Support: 1 year of paid support for $99 a year + 2 active Google Groups
Gantry is a framework by another popular theme shop, RocketTheme. They offer some beautiful themes themselves, and made their framework available under the GPL license. They have documented Gantry very well, and actively improve it based on their experiences and community input. It can easily compete with the other frameworks. Some of its most important features are:
- Responsive design based on Twitter Bootstrap
- Extensive customization options, like blank widgets to allow for better positioning
- Tons of included widgets and built-in fields
- Support for LESS CSS and the popular 960-grid system
Gantry is not the easiest of frameworks to work with, but it does allow for extreme customization. Just look at the demos above, all of the themes are very different yet built on the same platform. As previously mentioned, the documentation is great and the Gantry Google Groups are populated with many developers who can help you in your quest to learn more.
Paid support is available, but only if you buy a commercial license at RocketTheme itself. At $99 a year it’s not cheap, but there is an option to buy a shorter support period for a smaller amount. If you’re still not sure whether you want to work on a framework at all, Gantry may be a good fit to test the waters.
Other Theme Frameworks
The WordPress Codex has a long list of theme frameworks not mentioned in this article, I’ve only covered the more popular frameworks I’ve seen developers and designers using.

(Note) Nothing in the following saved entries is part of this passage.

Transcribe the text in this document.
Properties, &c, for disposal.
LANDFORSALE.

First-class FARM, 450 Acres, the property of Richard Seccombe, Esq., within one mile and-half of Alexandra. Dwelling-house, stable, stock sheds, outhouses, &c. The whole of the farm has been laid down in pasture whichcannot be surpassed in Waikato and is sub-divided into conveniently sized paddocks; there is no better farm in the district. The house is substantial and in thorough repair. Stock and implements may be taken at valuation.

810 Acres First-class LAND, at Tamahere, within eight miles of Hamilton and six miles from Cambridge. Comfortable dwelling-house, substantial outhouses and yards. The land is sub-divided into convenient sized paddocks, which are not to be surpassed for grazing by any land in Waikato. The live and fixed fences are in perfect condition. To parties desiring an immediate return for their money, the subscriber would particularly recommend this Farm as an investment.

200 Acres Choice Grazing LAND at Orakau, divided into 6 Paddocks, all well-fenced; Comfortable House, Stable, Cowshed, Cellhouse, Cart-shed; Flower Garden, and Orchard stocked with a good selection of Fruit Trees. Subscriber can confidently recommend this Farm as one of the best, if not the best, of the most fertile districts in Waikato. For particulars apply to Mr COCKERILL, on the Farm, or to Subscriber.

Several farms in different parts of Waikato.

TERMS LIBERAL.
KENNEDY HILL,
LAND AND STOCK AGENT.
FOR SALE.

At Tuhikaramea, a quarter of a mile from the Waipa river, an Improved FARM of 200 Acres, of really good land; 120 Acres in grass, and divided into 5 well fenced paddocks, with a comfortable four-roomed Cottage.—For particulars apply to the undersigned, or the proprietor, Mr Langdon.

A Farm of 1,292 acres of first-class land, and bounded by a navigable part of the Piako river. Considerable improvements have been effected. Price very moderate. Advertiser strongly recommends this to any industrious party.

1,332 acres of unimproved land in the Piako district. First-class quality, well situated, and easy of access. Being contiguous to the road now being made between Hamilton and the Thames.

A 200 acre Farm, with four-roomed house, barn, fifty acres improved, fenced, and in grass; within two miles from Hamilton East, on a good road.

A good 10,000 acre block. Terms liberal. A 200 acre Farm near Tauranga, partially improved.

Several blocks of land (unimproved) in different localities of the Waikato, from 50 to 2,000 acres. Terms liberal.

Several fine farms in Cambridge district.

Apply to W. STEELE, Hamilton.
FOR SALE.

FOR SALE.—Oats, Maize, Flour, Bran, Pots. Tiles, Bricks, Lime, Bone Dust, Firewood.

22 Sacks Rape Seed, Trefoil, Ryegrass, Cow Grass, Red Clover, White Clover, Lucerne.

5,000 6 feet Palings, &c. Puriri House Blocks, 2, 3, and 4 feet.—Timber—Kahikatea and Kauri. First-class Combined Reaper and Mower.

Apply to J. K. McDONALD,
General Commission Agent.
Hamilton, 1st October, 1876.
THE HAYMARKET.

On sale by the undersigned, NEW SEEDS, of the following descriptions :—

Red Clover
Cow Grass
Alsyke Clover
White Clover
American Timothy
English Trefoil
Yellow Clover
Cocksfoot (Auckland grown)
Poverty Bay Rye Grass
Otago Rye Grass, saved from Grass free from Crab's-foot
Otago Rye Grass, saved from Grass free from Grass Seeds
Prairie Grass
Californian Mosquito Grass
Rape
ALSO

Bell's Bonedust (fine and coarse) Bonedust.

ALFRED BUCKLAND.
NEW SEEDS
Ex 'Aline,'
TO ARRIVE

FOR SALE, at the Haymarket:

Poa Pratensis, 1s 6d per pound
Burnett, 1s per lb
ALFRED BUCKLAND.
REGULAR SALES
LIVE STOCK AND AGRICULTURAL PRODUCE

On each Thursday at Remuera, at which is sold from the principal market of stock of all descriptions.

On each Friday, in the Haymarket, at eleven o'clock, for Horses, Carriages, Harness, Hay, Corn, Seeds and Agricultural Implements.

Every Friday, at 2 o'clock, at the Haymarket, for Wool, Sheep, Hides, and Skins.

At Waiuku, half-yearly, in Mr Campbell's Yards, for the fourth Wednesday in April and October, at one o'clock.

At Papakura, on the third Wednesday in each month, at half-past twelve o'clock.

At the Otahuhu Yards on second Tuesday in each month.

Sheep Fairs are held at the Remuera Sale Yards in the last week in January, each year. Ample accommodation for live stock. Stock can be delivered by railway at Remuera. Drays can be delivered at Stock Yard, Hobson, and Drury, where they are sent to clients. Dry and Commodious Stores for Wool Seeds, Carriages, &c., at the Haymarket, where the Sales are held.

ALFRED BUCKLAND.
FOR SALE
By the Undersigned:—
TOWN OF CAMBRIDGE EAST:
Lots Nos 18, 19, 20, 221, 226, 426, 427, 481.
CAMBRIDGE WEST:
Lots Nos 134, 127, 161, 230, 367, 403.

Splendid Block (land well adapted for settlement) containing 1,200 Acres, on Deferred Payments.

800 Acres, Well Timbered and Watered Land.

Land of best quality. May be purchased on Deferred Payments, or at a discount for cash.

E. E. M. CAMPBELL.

If you’re interested in even more theme frameworks, I’d highly recommend you take a look at the WordPress Codex page on Theme Frameworks. The WordPress Codex is also the definitive place to learn about theme development best practice.
SitePoint also covered WordPress theme frameworks back in 2011, it’s interesting to see how things have evolved since then!
There are many more frameworks available than just these four, although these are among the most popular. There are many competing theme framework projects, many of which look very interesting. In the end it is all a matter of keeping up with current trends, best practices and listening to your audience. Some frameworks suit designers more than developers. Some are more lightweight than others, and some have more support and community options. In the end the best framework for you is the one that best fits your needs and workflow.